ドアを開けて視界に入ったのは押し倒されているツウィちゃんと、









恐らく無理矢理キスでもしようとしていたのであろう男がいて、









周りには男の取り巻きと思われる男と女たち









......最低だな、ほんと









とりあえず見つかって焦っている男を軽く蹴り飛ばしてツウィちゃんから距離を取らせる









ツウィちゃんを立たせてあげると俺の後ろへ隠れる









既視感。







Mob
Mob
っ......邪魔しやがって!
あなた
ほんとありえないんだけど。

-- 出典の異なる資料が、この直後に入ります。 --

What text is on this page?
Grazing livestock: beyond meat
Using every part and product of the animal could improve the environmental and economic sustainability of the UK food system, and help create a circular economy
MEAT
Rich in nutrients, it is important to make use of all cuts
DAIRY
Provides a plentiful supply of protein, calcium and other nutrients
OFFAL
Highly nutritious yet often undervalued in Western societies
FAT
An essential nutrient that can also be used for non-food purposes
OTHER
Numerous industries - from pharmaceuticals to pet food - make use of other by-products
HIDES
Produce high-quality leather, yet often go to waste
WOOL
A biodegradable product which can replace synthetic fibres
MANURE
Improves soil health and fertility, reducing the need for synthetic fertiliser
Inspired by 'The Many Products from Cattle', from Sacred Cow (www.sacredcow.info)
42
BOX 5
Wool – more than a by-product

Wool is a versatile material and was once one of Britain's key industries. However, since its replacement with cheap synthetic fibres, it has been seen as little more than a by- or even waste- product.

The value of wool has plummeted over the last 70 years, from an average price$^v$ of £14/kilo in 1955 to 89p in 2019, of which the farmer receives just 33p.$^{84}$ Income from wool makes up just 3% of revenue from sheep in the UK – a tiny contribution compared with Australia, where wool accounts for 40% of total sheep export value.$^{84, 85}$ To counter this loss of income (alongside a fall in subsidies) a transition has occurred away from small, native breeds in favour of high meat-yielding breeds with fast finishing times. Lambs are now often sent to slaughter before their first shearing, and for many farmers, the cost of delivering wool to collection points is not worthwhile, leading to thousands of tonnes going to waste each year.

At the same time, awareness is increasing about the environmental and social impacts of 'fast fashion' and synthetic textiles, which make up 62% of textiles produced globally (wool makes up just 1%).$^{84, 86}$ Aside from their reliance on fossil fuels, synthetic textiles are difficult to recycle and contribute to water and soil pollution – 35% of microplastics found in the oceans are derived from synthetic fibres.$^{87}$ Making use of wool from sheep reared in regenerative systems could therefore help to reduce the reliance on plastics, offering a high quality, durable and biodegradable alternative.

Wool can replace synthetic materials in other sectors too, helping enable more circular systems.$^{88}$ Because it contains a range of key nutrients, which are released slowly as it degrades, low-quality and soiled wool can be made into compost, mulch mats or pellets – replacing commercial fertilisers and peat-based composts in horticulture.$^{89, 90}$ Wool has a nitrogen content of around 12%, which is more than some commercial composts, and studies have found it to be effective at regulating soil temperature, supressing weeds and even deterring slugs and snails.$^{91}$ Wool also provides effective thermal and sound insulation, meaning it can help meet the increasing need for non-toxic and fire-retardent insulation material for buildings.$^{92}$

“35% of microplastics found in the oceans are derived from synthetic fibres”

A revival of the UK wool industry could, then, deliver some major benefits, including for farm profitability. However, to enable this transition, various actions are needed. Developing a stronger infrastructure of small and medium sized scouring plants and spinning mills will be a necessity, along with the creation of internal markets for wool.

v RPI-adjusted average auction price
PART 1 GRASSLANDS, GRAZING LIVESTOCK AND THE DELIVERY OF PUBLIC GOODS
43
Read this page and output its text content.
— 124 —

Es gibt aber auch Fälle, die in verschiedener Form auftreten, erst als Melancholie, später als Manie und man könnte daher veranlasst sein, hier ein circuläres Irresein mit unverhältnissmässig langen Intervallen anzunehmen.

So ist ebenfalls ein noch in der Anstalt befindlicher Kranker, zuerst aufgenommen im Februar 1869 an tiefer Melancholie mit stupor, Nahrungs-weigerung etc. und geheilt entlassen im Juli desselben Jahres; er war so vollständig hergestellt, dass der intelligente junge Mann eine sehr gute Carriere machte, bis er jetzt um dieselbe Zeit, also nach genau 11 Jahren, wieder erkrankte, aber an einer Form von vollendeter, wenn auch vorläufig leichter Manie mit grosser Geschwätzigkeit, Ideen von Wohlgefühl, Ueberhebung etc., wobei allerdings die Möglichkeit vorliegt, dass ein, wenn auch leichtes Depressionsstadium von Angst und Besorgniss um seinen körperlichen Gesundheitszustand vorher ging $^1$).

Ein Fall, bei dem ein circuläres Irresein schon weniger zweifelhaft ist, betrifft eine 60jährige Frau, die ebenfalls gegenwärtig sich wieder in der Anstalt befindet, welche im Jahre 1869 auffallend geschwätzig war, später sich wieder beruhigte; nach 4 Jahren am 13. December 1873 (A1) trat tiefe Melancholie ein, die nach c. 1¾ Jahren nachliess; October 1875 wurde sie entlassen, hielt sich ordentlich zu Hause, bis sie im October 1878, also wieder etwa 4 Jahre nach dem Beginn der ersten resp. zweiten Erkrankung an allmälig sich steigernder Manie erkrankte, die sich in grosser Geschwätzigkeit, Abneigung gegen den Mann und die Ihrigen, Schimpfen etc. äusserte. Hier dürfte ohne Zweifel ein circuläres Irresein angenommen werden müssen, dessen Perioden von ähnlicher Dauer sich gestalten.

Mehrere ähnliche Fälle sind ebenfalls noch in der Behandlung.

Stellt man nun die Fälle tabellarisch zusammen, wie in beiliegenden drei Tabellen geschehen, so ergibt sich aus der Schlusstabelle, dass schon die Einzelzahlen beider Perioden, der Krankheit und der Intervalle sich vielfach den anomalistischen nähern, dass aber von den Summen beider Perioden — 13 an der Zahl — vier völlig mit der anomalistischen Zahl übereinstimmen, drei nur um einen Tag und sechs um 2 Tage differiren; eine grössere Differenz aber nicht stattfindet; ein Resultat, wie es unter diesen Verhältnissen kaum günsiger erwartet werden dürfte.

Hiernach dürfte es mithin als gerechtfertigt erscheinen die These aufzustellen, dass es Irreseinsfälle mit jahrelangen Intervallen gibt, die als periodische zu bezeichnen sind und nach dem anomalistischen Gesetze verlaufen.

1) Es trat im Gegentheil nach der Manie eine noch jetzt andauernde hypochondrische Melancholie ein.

まじきめぇ
Mob
Mob
うるせぇな...つか、ツウィちゃん返せよ
あなた
いや無理だろ。きめぇもん
Mob
Mob
さっきからきめぇきめぇって...
Mob
Mob
バカにしてんなよ!




そう言って殴りかかってくる。









そこで俺が...なんてことは無い。俺には武道や格闘技の経験なんてないし。









大人しく殴られとくか...と目を瞑り歯を食いしばっていると









前からドンッと鈍い音がした






Mob
Mob
いっ.......あ...?
あなた
え...まじ?





目を開くとそこには男を見下ろしているツウィちゃん








これは...ツウィちゃんが吹っ飛ばした...?









ポカンとしているとツウィちゃんが一言






ツウィ
ツウィ
先輩方、ご存知ですか?
ここ、監視カメラついてるんですよ
Mob
Mob
は...?






ツウィちゃんが指差す方向に目を向けると割とバレバレの監視カメラ









あれ、こいつこんなとこにあったのに気付かなかったの









と、扉の向こうから複数の足音









ドアが開けばジョンホを先頭にガタイのいい精鋭体育教師たち





ジョンホ
ジョンホ
あなた!大丈夫.......え?





ツウィちゃんが男を見下ろしていて、俺がそのツウィちゃんの後ろにいるこの状況。









さっきまでツウィちゃんが襲われていただなんて想像もできないこの状況





ジョンホ
ジョンホ
えっと...どういう状況?
あなた
いや...後で防犯カメラ見てみ
先生
先生
と、とりあえず!そこのお前ら!生徒指導だ来い!
Mob
Mob
なっ...なんなんだお前!




ツウィちゃんに捨て台詞を吐いたあいつは悔しそうに連れて行かれた。









取り巻き達も連れていかれて、ジョンホは先生たちについて行って、









ここには今俺とツウィちゃんの2人だけ





あなた
えと...大丈夫?
ツウィ
ツウィ
あなたさんこそ...怪我してないですか?
あなた
当たってないから俺は大丈夫だけど...
あなた
強いんだね...?笑
ツウィ
ツウィ
そんなことないですよ...笑
ツウィ
ツウィ
テレビで見たのを見様見真似でやって見ただけです
あなた
それでできるのもすごいけどね、笑





沈黙が広がる。









あんなことがあったあとだし、そりゃ怖くもなる









何か言ってあげられればいいんだろうが...









風の音に包まれる屋上の空間が大きく震えた





ツウィ
ツウィ
あの!!!
あなた
っ!?な、どうした?!?
ツウィ
ツウィ
あ、いやそこまで大したことではないんですけど...
あなた
あ、ほんと...笑
ツウィ
ツウィ
今日、一緒に帰りませんか...?
あなた
...そうだね、ごめんね?守ってあげられなくて
ツウィ
ツウィ
そんなことないです!
ツウィ
ツウィ
ドア開けて助けに来てくれた時ほんとに嬉しかったんですよ?
あなた
そう?笑ならよかったよ。
とりあえず職員室寄って帰ろうか
ツウィ
ツウィ
はい!






職員室へ入れば怒鳴られて萎縮している男









男の取り巻き達は横柄な態度を崩さず、









俺達に気がつけば大きく舌打ちをして睨みつける。









そんな奴らを横目に職員室の扉から出る。